The piece was the theme melody in the Swedish record sales list Kvällstoppen in the 1960s. It also became known as the background music for a contemporary Noxzema Shaving Cream commercial, featuring Swedish model Gunilla Knutsson, and for key scenes in the films Scarecrow (1973) and Slap Shot (1977). The piece also features in the films The Full Monty (1997) and Wallace & Gromit: The Curse of the Were-Rabbit (2005). It was used on BBC Television in 1976 by the British comedians Morecambe and Wise in their "Breakfast Sketch" routine, where they perform a dance using various kitchen utensils and food items.
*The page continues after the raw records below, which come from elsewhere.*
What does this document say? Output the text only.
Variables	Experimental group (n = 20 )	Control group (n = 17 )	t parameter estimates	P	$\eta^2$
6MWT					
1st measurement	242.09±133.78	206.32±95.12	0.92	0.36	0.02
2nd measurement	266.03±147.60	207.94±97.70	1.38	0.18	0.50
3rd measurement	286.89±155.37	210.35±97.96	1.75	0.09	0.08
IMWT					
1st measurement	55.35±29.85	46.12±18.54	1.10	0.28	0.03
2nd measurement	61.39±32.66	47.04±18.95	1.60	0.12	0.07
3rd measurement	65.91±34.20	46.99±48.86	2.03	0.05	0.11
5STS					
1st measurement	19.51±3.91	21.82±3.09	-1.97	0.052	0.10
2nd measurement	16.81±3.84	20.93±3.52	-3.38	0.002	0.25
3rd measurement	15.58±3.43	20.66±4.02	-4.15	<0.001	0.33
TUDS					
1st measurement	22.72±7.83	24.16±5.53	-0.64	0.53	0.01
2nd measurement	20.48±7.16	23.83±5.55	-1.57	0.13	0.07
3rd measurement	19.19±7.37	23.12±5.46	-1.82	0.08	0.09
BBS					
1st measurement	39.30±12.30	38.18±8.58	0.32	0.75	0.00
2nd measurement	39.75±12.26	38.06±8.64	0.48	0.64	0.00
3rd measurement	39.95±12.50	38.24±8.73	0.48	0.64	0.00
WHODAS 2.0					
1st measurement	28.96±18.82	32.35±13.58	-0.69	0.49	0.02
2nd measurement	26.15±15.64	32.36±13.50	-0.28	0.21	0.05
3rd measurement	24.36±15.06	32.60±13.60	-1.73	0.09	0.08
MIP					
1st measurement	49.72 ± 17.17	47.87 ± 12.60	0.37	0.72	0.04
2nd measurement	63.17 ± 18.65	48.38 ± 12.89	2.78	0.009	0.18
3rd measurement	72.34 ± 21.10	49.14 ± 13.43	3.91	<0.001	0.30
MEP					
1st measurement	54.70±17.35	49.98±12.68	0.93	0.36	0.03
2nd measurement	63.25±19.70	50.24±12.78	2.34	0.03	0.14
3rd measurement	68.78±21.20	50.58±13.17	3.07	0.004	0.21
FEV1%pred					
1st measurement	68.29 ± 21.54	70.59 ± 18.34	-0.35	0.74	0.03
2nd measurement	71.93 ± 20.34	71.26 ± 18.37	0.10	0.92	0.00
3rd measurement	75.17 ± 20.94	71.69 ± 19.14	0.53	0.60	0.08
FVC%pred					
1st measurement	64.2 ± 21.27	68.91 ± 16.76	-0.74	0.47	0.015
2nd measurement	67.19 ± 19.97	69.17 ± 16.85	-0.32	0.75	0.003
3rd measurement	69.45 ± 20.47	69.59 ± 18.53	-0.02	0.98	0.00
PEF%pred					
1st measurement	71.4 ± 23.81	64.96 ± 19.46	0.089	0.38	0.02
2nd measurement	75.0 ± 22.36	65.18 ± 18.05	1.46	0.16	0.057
It was also used on Match Game when Gene Rayburn or one of the panelists began "getting antsy".
The band Mötley Crüe used The Stripper to introduce the show on their 1987's Girls, Girls, Girls-Tour as well as at the Moscow Music Peace Festival in 1989.

The comedy troupe Monty Python used the song in two skits on their show Monty Python's Flying Circus:

- A beachgoer (Terry Jones) is trying to change into a bathing suit on the beach, only to be exposed as he begins taking his clothes off. His last attempt finds him in front of an audience, to whom he gives a show. As the song ends, the words "It's a man's life, taking your clothes off in public" appear onscreen, echoing the episode's running gag about infringing on the British Army's recruitment slogan.
- An economic minister (Terry Jones) gives a report on the British economy while doing a striptease to the song.

The song was put into regular use for ITV's children's series SMTV Live from 1998 to 2003, most particularly during the "Strippin' Vicar" and "Chums" sketches when the vicars such as one of the hosts Ant McPartlin and one of the guests Frank Skinner destroy the set.

It was also used once on CBS-ABC game show Match Game which host Gene Rayburn and one of the celebrity panelists Betty White had a showdown.

Lyrics were added to the song in the Family Guy episode "The Peanut Butter Kid." In a cutaway gag, Peter Griffin's great-aunt, Queen of Burlesque Griffin, a stripper who performed circa the 1920s-1950s, sings anachronistically of how men's carnal desires were unsatisfied in the days before pornography was widely available.